Si dirà che se lo fosse avremmo una poesia di più alto vigore, dove i suoi quadretti di quiete genererebbero si, non altre immagini osservate, ma visioni indotte. Pure questa poesia si oppone (come dice il prefatore, nella sua umiltà), che irrita perché disarma, alla poesia della sua epoca (anni '80 e '90), e a quella dei nostri giorni,  infarcita di sperimentalismi linguistici: significati e significanti,  contenuti strozzati e forme usate e abusate senza senso. È la rivincita della poesia della provincia italiana.

 

La poesia della Ventura è in contro tendenza ma in linea di continuità con la tradizione della poesia italiana del Novecento, la sua non è mai una descrizione asettica, ma asettico è la epoché con cui sospende il giudizio sugli eventi poi che allude sempre a un non-detto, a un non-scritto, c' una morigerata educazione parnassiana in quel nominare le cose con economia e riguardo, e terrà questo passo fino alle ultime poesie inedite... certo con strategia stilistica diversa, più attuale, ma resta una povertà di parole che rispecchia fedelmente il vuoto degli oggetti, la loro insignificanza, per questo tanto più significativi; il non volere o dover pigiare troppo sulla parola, che la si vuole intatta e non deformata. I luoghi comuni non sono soltanto gli ambienti, le cose,

le creature viventi e morte (nature morte e vive!), ma lo stesso modo di esprimersi in versi è comune, come per esempio nella poesia  La pagina bianca:

 

"seduta davanti alla finestra/della casa di campagna, la vista/aperta su un paesaggio/di colline innevate".

 

Tutta la poesia della Ventura ha questo tratto comune: sono bandite le visioni, qualsiasi lavoro sulla parola che attenti al suo significato

da tutti accettato. La parola è questa e non altro: non altro non deve essere affatto! E poi il verso citato nella prefazione di Giorgio Linguaglossa "Le cose vogliono un grande silenzio prima di prendere la parola" si allontana dall'osservazione o descrizione che sia, per divenire riflessione, indotta di certo,

che lascia al lettore il compito di continuare per proprio conto. Intanto quel "prima di prendere la parola" è roba da tribunale; che "le cose vogliono un grande silenzio" è un Morandi azzittito, quando ogni oggetto del pittore è un urlo, non qualsiasi, ma ben circostanziato al suo mondo.

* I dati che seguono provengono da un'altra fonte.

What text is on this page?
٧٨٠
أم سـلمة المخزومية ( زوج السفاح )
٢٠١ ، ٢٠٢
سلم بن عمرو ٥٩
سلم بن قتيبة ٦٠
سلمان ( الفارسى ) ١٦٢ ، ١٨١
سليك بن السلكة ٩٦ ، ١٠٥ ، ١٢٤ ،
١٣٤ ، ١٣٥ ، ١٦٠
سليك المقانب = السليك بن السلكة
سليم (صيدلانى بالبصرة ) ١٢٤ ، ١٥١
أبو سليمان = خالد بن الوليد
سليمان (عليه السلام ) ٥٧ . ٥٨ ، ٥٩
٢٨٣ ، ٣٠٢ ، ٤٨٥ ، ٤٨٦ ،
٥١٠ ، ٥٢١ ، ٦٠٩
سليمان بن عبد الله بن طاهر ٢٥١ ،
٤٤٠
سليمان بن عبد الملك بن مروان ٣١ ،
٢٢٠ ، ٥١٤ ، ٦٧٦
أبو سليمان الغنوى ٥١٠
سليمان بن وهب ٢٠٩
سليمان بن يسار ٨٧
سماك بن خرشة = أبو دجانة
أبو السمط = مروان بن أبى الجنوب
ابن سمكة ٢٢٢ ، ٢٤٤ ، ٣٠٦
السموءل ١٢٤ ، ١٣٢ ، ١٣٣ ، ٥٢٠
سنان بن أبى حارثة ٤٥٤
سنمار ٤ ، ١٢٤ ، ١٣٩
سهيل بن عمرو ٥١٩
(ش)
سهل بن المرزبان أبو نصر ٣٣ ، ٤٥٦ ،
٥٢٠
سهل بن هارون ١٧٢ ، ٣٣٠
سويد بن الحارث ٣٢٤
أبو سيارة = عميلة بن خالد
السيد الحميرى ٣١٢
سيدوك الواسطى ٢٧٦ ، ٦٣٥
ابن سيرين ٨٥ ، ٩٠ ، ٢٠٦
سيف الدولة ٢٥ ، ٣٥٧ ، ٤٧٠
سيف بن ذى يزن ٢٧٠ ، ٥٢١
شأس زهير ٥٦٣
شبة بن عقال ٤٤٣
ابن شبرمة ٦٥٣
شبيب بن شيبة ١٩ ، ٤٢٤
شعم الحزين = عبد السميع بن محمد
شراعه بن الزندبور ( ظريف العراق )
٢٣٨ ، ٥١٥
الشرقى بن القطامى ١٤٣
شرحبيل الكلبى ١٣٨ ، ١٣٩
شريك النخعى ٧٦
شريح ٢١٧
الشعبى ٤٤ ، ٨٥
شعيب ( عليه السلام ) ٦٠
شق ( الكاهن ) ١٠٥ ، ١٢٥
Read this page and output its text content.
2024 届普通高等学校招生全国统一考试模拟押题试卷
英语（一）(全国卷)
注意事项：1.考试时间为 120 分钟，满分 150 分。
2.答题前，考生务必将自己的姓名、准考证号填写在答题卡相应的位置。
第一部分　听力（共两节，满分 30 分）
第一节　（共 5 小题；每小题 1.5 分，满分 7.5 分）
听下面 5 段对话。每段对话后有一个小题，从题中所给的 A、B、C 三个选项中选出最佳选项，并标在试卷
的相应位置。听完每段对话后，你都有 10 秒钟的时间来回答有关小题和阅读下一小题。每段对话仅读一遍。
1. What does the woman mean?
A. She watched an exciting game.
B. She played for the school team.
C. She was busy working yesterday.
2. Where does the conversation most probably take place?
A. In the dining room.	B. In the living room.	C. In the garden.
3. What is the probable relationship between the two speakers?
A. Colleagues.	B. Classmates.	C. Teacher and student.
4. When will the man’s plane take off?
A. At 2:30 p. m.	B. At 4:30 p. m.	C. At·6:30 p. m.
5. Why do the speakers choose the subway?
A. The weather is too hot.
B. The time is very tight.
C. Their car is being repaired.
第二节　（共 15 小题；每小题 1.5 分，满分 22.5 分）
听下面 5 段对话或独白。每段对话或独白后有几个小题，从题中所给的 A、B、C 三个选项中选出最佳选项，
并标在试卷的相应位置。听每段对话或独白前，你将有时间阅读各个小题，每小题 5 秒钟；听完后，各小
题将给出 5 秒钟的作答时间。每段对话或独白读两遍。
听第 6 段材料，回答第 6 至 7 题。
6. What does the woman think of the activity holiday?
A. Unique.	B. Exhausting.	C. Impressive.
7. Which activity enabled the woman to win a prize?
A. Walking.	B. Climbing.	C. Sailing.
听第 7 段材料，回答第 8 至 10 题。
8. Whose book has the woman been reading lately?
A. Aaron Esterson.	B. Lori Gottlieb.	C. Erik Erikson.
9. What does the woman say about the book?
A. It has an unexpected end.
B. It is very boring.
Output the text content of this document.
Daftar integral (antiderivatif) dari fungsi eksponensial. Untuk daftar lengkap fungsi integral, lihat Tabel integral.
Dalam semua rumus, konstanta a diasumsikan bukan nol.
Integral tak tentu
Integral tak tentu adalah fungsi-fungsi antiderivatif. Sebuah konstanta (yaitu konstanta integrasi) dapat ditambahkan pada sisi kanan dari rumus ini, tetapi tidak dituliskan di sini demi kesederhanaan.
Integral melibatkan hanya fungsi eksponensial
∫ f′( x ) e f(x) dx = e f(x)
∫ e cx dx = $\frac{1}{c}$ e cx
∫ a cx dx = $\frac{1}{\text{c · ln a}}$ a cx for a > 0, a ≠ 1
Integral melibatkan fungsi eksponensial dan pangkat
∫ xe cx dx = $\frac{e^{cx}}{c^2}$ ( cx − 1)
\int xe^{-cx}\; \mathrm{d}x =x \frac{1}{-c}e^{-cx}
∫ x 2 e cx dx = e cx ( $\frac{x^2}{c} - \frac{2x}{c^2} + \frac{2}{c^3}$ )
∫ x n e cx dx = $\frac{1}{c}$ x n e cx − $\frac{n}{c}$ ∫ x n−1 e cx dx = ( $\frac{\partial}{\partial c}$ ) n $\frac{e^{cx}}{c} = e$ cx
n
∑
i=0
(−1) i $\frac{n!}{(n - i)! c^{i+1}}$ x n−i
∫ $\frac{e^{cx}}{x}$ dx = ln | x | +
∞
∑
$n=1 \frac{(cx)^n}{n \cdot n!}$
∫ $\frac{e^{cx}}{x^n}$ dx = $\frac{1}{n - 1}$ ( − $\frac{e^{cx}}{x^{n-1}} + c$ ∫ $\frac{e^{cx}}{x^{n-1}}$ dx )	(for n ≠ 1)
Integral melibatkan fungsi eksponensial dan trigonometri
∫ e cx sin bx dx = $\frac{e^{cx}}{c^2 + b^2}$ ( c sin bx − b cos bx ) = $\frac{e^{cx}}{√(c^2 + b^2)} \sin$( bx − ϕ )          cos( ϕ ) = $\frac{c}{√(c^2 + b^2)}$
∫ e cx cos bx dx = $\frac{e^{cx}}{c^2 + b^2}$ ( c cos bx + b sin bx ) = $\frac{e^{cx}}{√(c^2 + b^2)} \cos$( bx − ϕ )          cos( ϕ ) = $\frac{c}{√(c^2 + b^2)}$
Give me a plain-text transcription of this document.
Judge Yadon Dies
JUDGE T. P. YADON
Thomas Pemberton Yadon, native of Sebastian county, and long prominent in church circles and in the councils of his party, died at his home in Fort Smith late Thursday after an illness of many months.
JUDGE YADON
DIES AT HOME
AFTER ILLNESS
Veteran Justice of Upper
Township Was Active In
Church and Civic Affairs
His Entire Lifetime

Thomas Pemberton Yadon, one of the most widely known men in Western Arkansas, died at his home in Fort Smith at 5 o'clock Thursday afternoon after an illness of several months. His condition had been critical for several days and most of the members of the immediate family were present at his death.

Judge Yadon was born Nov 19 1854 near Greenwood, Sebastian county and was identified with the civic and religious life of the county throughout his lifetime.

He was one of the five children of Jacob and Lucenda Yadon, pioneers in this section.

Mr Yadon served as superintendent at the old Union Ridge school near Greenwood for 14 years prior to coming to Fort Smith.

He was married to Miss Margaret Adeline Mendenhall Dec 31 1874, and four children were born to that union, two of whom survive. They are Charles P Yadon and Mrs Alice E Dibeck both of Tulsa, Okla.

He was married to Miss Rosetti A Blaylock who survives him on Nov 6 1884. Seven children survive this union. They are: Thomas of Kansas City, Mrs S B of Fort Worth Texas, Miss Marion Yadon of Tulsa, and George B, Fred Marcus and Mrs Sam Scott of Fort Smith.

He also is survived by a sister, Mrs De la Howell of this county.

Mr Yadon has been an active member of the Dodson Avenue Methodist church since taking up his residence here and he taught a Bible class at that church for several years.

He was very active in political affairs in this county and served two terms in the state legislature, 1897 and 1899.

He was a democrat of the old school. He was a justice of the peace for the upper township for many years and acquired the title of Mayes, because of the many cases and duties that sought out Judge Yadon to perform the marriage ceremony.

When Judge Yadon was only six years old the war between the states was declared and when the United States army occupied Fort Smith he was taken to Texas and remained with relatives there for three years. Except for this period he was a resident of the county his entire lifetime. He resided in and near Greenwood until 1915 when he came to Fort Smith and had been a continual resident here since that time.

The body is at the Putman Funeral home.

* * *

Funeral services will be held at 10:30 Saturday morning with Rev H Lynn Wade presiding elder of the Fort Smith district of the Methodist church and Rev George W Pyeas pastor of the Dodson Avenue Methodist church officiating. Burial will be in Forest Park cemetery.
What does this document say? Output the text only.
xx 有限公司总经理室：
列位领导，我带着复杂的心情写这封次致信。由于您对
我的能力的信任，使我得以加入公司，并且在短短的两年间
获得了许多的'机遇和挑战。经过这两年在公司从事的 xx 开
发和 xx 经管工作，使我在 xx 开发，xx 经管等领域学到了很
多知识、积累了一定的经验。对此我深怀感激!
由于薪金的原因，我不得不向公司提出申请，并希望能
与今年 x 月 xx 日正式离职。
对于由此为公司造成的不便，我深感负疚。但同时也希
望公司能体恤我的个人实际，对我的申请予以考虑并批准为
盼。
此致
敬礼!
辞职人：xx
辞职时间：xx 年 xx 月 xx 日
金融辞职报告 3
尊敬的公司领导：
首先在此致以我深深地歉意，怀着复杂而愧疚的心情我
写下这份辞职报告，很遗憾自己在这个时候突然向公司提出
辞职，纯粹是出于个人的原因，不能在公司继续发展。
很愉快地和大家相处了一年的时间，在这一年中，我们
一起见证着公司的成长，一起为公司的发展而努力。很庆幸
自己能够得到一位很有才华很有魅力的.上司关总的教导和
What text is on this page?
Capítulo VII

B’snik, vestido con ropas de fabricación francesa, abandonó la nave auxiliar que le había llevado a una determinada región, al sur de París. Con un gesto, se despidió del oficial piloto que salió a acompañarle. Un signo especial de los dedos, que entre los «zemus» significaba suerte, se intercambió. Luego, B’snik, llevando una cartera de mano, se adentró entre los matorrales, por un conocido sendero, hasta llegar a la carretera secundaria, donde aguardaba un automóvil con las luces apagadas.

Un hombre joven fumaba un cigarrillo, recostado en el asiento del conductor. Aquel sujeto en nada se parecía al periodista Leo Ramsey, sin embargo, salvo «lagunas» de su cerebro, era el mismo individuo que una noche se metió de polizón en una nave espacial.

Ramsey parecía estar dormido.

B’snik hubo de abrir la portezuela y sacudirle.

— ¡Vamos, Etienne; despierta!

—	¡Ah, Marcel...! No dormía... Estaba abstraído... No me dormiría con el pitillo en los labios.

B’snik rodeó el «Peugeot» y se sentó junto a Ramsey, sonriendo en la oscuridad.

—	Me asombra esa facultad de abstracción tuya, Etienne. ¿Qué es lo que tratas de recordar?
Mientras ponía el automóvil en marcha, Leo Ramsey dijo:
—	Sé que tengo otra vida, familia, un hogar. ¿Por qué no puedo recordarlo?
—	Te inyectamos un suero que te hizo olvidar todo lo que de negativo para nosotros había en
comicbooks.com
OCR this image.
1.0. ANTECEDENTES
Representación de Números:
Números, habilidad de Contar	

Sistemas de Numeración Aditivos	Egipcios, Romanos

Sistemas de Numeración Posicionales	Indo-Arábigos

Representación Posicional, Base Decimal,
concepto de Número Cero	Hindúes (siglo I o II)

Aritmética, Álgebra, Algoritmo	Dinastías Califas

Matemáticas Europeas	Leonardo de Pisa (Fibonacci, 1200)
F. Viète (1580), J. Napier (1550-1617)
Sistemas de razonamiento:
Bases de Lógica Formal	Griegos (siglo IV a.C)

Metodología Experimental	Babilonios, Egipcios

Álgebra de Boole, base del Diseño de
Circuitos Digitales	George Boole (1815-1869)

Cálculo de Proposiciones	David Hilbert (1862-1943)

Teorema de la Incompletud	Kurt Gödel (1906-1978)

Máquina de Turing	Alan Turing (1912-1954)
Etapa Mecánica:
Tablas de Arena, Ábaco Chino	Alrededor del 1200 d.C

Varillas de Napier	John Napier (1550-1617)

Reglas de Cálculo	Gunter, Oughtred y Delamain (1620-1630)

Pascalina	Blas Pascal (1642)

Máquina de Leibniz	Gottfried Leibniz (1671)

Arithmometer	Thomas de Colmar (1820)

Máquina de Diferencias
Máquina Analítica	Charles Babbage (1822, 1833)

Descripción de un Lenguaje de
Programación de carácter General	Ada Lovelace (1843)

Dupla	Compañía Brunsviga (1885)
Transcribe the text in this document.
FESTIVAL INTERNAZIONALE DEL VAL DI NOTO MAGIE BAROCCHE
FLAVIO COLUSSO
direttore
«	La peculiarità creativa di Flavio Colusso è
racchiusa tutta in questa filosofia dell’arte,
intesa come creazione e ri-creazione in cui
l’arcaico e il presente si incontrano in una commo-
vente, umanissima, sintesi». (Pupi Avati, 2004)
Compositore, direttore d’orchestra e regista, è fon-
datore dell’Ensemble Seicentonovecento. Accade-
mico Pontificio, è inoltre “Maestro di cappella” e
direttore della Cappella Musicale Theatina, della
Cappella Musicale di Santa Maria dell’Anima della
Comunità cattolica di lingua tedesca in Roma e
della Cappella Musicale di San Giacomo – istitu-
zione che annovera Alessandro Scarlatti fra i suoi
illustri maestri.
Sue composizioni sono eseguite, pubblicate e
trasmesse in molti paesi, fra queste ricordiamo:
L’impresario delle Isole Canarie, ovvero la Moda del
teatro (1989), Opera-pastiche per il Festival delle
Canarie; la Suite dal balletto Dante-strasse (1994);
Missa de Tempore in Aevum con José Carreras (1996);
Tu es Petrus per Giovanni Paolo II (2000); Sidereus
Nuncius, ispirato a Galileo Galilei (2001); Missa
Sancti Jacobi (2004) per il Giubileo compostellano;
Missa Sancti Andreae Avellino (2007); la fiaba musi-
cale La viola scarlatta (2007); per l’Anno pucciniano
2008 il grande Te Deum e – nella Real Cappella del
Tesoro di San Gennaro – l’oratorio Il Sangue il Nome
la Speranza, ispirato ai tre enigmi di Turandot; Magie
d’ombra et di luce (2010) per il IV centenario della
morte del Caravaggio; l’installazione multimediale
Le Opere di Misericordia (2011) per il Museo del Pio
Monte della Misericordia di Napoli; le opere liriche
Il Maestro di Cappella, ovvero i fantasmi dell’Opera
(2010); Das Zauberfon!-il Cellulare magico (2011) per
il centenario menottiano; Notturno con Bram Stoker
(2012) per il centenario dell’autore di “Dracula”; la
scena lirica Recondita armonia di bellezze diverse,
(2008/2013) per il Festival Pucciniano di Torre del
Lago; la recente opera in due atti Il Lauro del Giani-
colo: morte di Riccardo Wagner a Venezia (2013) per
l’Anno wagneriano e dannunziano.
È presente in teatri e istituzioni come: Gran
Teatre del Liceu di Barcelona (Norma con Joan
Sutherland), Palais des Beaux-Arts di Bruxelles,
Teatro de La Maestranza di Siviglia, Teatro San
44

Ma il punto è nel verbo usato:” vogliono”; come se le cose debbano possedere di necessità una volontà.

 

Ma sicuramente è questa la poetica della Ventura: fermarsi un atimo in silenzio prima che le cose inizino a parlare, dire ciò che si deve dire nel modo più semplice e naturale possibile, come per esempio nella poesia  Le statue, il penultimo «aveva trovato il coraggio di partire», lo può dire chiunque senza che faccia affatto poesia, è una locuzione della lingua naturale.